И нервно от него отвернулась и пошла к экипажу быстрой, порывистой походкой.
Он бросился вслед.
— Вера! Вера! — бормотал он, догнав её и идя с ней рядом. — Я не думал, что наша встреча примет такой... такой оборот. Что ты отнесёшься ко мне так сурово и жёстко.
— Да, да, я знаю. Вы любитель чувствительных сцен, — ответила она все с той же оскорбительной холодностью. — Но я-то не такая. Все перегорело, все испепелилось во мне, потому что я не из тех, что тлеют всю жизнь, как гнилушки.

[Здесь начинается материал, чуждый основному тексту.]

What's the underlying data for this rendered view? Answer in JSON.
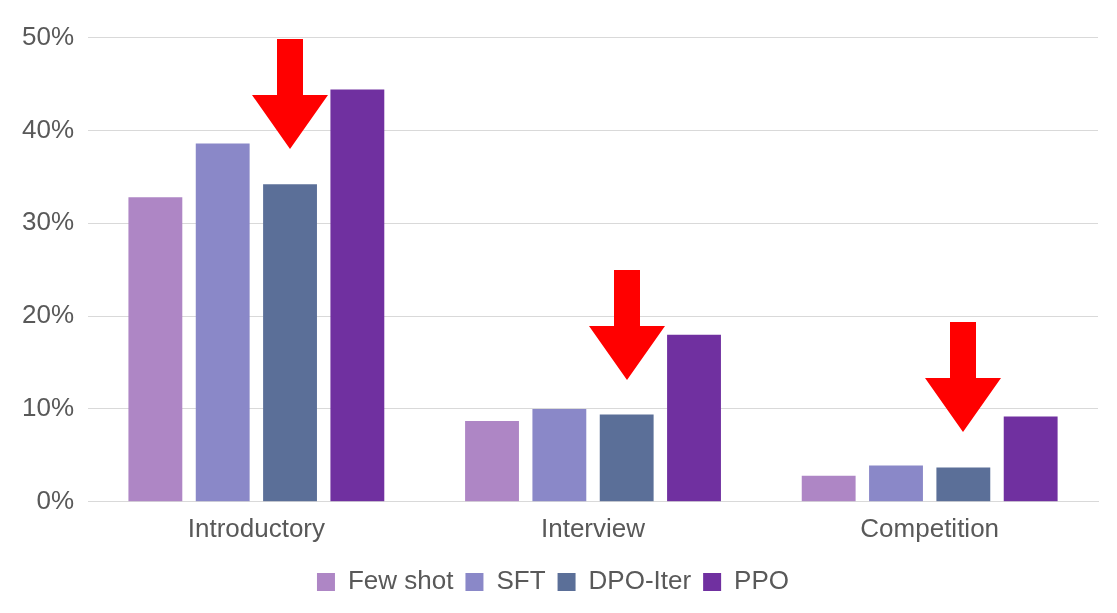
{
  "chart_data": {
    "type": "bar",
    "categories": [
      "Introductory",
      "Interview",
      "Competition"
    ],
    "series": [
      {
        "name": "Few shot",
        "color": "#ae86c5",
        "values": [
          32.8,
          8.7,
          2.8
        ]
      },
      {
        "name": "SFT",
        "color": "#8a88c8",
        "values": [
          38.6,
          10.0,
          3.9
        ]
      },
      {
        "name": "DPO-Iter",
        "color": "#5b6f98",
        "values": [
          34.2,
          9.4,
          3.7
        ]
      },
      {
        "name": "PPO",
        "color": "#7030a0",
        "values": [
          44.4,
          18.0,
          9.2
        ]
      }
    ],
    "ylim": [
      0,
      50
    ],
    "yticks": [
      {
        "value": 0,
        "label": "0%"
      },
      {
        "value": 10,
        "label": "10%"
      },
      {
        "value": 20,
        "label": "20%"
      },
      {
        "value": 30,
        "label": "30%"
      },
      {
        "value": 40,
        "label": "40%"
      },
      {
        "value": 50,
        "label": "50%"
      }
    ],
    "grid": "y",
    "legend": "bottom"
  }
}
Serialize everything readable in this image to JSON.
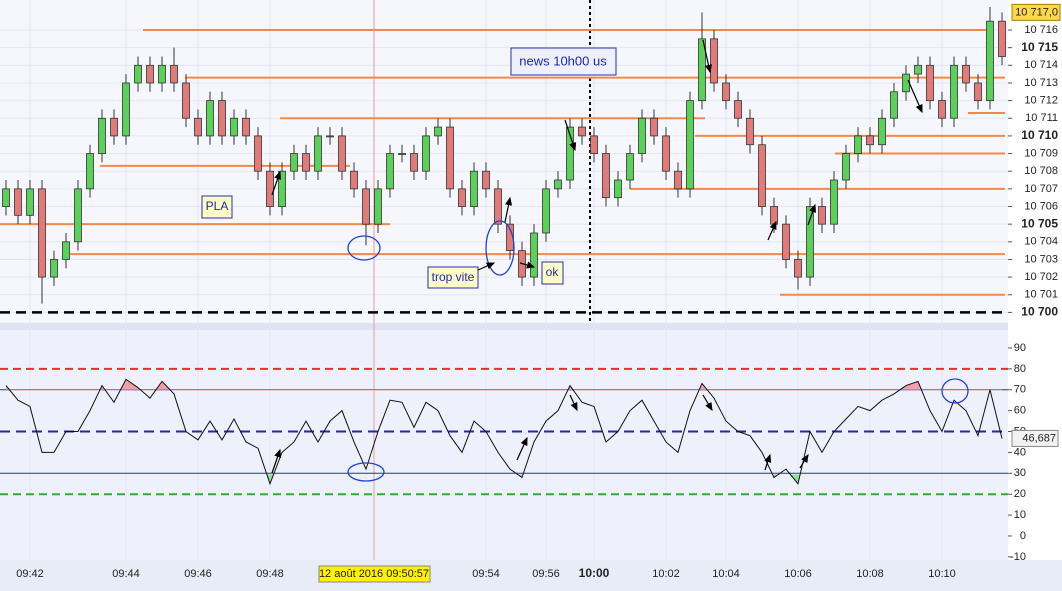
{
  "chart_data": {
    "type": "candlestick",
    "categories": [
      null,
      null,
      "09:42",
      null,
      null,
      null,
      null,
      null,
      null,
      null,
      "09:44",
      null,
      null,
      null,
      null,
      null,
      "09:46",
      null,
      null,
      null,
      null,
      null,
      "09:48",
      null,
      null,
      null,
      null,
      null,
      null,
      null,
      null,
      null,
      null,
      null,
      null,
      null,
      null,
      null,
      null,
      null,
      "09:54",
      null,
      null,
      null,
      null,
      "09:56",
      null,
      null,
      null,
      "10:00",
      null,
      null,
      null,
      null,
      null,
      "10:02",
      null,
      null,
      null,
      null,
      "10:04",
      null,
      null,
      null,
      null,
      null,
      "10:06",
      null,
      null,
      null,
      null,
      null,
      "10:08",
      null,
      null,
      null,
      null,
      null,
      "10:10",
      null,
      null,
      null,
      null,
      null
    ],
    "crosshair_label": "12 août 2016 09:50:57",
    "open": [
      10706,
      10707,
      10705.5,
      10707,
      10702,
      10703,
      10704,
      10707,
      10709,
      10711,
      10710,
      10713,
      10714,
      10713,
      10714,
      10713,
      10711,
      10710,
      10712,
      10710,
      10711,
      10710,
      10708,
      10706,
      10708,
      10709,
      10708,
      10710,
      10710,
      10708,
      10707,
      10705,
      10707,
      10709,
      10709,
      10708,
      10710,
      10710.5,
      10707,
      10706,
      10708,
      10707,
      10705,
      10703.5,
      10702,
      10704.5,
      10707,
      10707.5,
      10710.5,
      10710,
      10709,
      10706.5,
      10707.5,
      10709,
      10711,
      10710,
      10708,
      10707,
      10712,
      10715.5,
      10713,
      10712,
      10711,
      10709.5,
      10706,
      10705,
      10703,
      10702,
      10706,
      10705,
      10707.5,
      10709,
      10710,
      10709.5,
      10711,
      10712.5,
      10713.5,
      10714,
      10712,
      10711,
      10714,
      10713,
      10712,
      10716.5
    ],
    "high": [
      10707.5,
      10707.5,
      10707.5,
      10707.5,
      10703.5,
      10704.5,
      10707.5,
      10709.5,
      10711.5,
      10711.5,
      10713.5,
      10714.5,
      10714.5,
      10714.5,
      10715,
      10713.5,
      10711.5,
      10712.5,
      10712.5,
      10711.5,
      10711.5,
      10710.5,
      10708.5,
      10708.5,
      10709.5,
      10709.5,
      10710.5,
      10710.5,
      10710.5,
      10708.5,
      10707.5,
      10707.5,
      10709.5,
      10709.5,
      10709.5,
      10710.5,
      10711,
      10711,
      10707.5,
      10708.5,
      10708.5,
      10707.5,
      10705.5,
      10704,
      10705,
      10707.5,
      10708,
      10711,
      10711,
      10710.5,
      10709.5,
      10708,
      10709.5,
      10711.5,
      10711.5,
      10710.5,
      10708.5,
      10712.5,
      10717,
      10716,
      10713.5,
      10712.5,
      10711.5,
      10710,
      10706.5,
      10705.5,
      10703.5,
      10706.5,
      10706.5,
      10708,
      10709.5,
      10710.5,
      10710.5,
      10711.5,
      10713,
      10714,
      10714.5,
      10714.5,
      10712.5,
      10714.5,
      10714.5,
      10713.5,
      10717.3,
      10717
    ],
    "low": [
      10705.5,
      10705,
      10705,
      10700.5,
      10701.5,
      10702.5,
      10703.5,
      10706.5,
      10708.5,
      10709.5,
      10709.5,
      10712.5,
      10712.5,
      10712.5,
      10712.5,
      10710.5,
      10709.5,
      10709.5,
      10709.5,
      10709.5,
      10709.5,
      10707.5,
      10705.5,
      10705.5,
      10707.5,
      10707.5,
      10707.5,
      10709.5,
      10707.5,
      10706.5,
      10703.8,
      10704.5,
      10706.5,
      10708.5,
      10707.5,
      10707.5,
      10709.5,
      10706.5,
      10705.5,
      10705.5,
      10706.5,
      10704.5,
      10703,
      10701.5,
      10701.5,
      10704,
      10706.5,
      10707,
      10709.5,
      10708.5,
      10706,
      10706,
      10707,
      10708.5,
      10709.5,
      10707.5,
      10706.5,
      10706.5,
      10711.5,
      10712.5,
      10711.5,
      10710.5,
      10709,
      10705.5,
      10704.5,
      10702.5,
      10701.3,
      10701.5,
      10704.5,
      10704.5,
      10707,
      10708.5,
      10709,
      10709,
      10710.5,
      10712,
      10713,
      10711.5,
      10710.5,
      10710.5,
      10712.5,
      10711.5,
      10711.5,
      10714
    ],
    "close": [
      10707,
      10705.5,
      10707,
      10702,
      10703,
      10704,
      10707,
      10709,
      10711,
      10710,
      10713,
      10714,
      10713,
      10714,
      10713,
      10711,
      10710,
      10712,
      10710,
      10711,
      10710,
      10708,
      10706,
      10708,
      10709,
      10708,
      10710,
      10710,
      10708,
      10707,
      10705,
      10707,
      10709,
      10709,
      10708,
      10710,
      10710.5,
      10707,
      10706,
      10708,
      10707,
      10705,
      10703.5,
      10702,
      10704.5,
      10707,
      10707.5,
      10710.5,
      10710,
      10709,
      10706.5,
      10707.5,
      10709,
      10711,
      10710,
      10708,
      10707,
      10712,
      10715.5,
      10713,
      10712,
      10711,
      10709.5,
      10706,
      10705,
      10703,
      10702,
      10706,
      10705,
      10707.5,
      10709,
      10710,
      10709.5,
      10711,
      10712.5,
      10713.5,
      10714,
      10712,
      10711,
      10714,
      10713,
      10712,
      10716.5,
      10714.5
    ],
    "up_color": "#5ccf5c",
    "down_color": "#e07b7b",
    "ylim": [
      10699.4,
      10717.7
    ],
    "yticks": [
      {
        "value": 10700,
        "label": "10 700"
      },
      {
        "value": 10701,
        "label": "10 701"
      },
      {
        "value": 10702,
        "label": "10 702"
      },
      {
        "value": 10703,
        "label": "10 703"
      },
      {
        "value": 10704,
        "label": "10 704"
      },
      {
        "value": 10705,
        "label": "10 705"
      },
      {
        "value": 10706,
        "label": "10 706"
      },
      {
        "value": 10707,
        "label": "10 707"
      },
      {
        "value": 10708,
        "label": "10 708"
      },
      {
        "value": 10709,
        "label": "10 709"
      },
      {
        "value": 10710,
        "label": "10 710"
      },
      {
        "value": 10711,
        "label": "10 711"
      },
      {
        "value": 10712,
        "label": "10 712"
      },
      {
        "value": 10713,
        "label": "10 713"
      },
      {
        "value": 10714,
        "label": "10 714"
      },
      {
        "value": 10715,
        "label": "10 715"
      },
      {
        "value": 10716,
        "label": "10 716"
      }
    ],
    "price_label": {
      "value": 10717,
      "label": "10 717,0"
    },
    "levels": [
      10716,
      10713.3,
      10711,
      10708.3,
      10705,
      10703.3,
      10710,
      10709,
      10707,
      10711.3,
      10701
    ],
    "level_color": "#f4884a",
    "baseline": 10700,
    "rsi": {
      "values": [
        72,
        65,
        62,
        40,
        40,
        50,
        50,
        60,
        72,
        64,
        75,
        71,
        66,
        74,
        68,
        50,
        46,
        55,
        46,
        56,
        45,
        42,
        25,
        40,
        45,
        55,
        45,
        55,
        60,
        45,
        32,
        50,
        65,
        64,
        52,
        64,
        60,
        48,
        40,
        55,
        50,
        40,
        32,
        28,
        45,
        55,
        60,
        72,
        64,
        62,
        45,
        50,
        60,
        65,
        55,
        45,
        40,
        60,
        73,
        66,
        55,
        50,
        48,
        40,
        28,
        32,
        25,
        50,
        40,
        50,
        56,
        62,
        60,
        65,
        68,
        72,
        74,
        60,
        50,
        65,
        60,
        48,
        70,
        46.687
      ],
      "last_label": "46,687",
      "ylim": [
        -11.5,
        98.6
      ],
      "yticks": [
        90,
        80,
        70,
        60,
        50,
        40,
        30,
        20,
        10,
        0,
        -10
      ],
      "upper": 70,
      "lower": 30,
      "mid": 50,
      "high_band": 80,
      "low_band": 20
    },
    "annotations": [
      "news 10h00 us",
      "PLA",
      "trop vite",
      "ok"
    ]
  }
}
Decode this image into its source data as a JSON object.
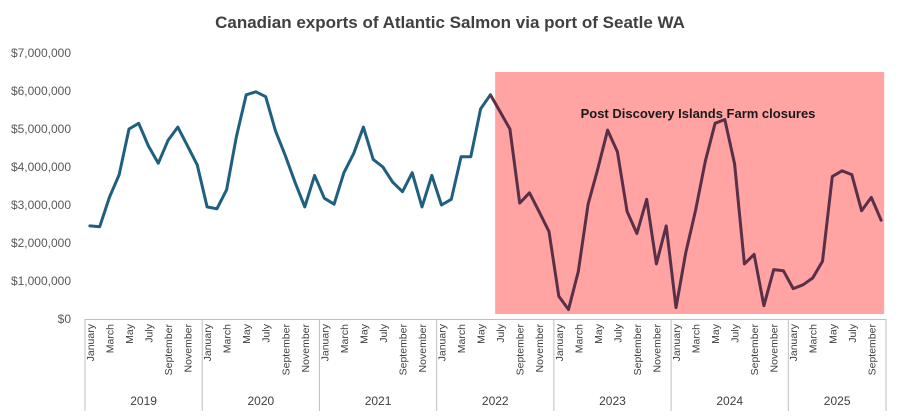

Она не видела, как он покраснел от стыда и раздражения на этот новый оскорбительный удар. Но вместо того, чтобы ответить на него также резкостью, которая просилась на язык, он стиснул зубы и — вздохнул.
В его положении следовало быть великодушным по отношению к ней.
Пройдя молча несколько шагов, он опять сделал попытку заговорить:
— Вера, послушай.
Экипаж уж был близко. Он темнел во мраке с лошадью и кучером большим фантастическим пятном, и казалось, что лошадь, и кучер, и экипаж составляют одно невиданное существо.
— Послушай.
Она остановилась и, не глядя на него, ждала.
Он взял её за руку и со всею мягкостью, на которую был способен в эту минуту, сказал:
— Вера, я бы не хотел расстаться с тобой таким образом. Несмотря ни на что... — многозначительно и с ударением произнёс он, — я бы хотел сохранить, хоть слабый, но живой отблеск в своей душе от прошлого.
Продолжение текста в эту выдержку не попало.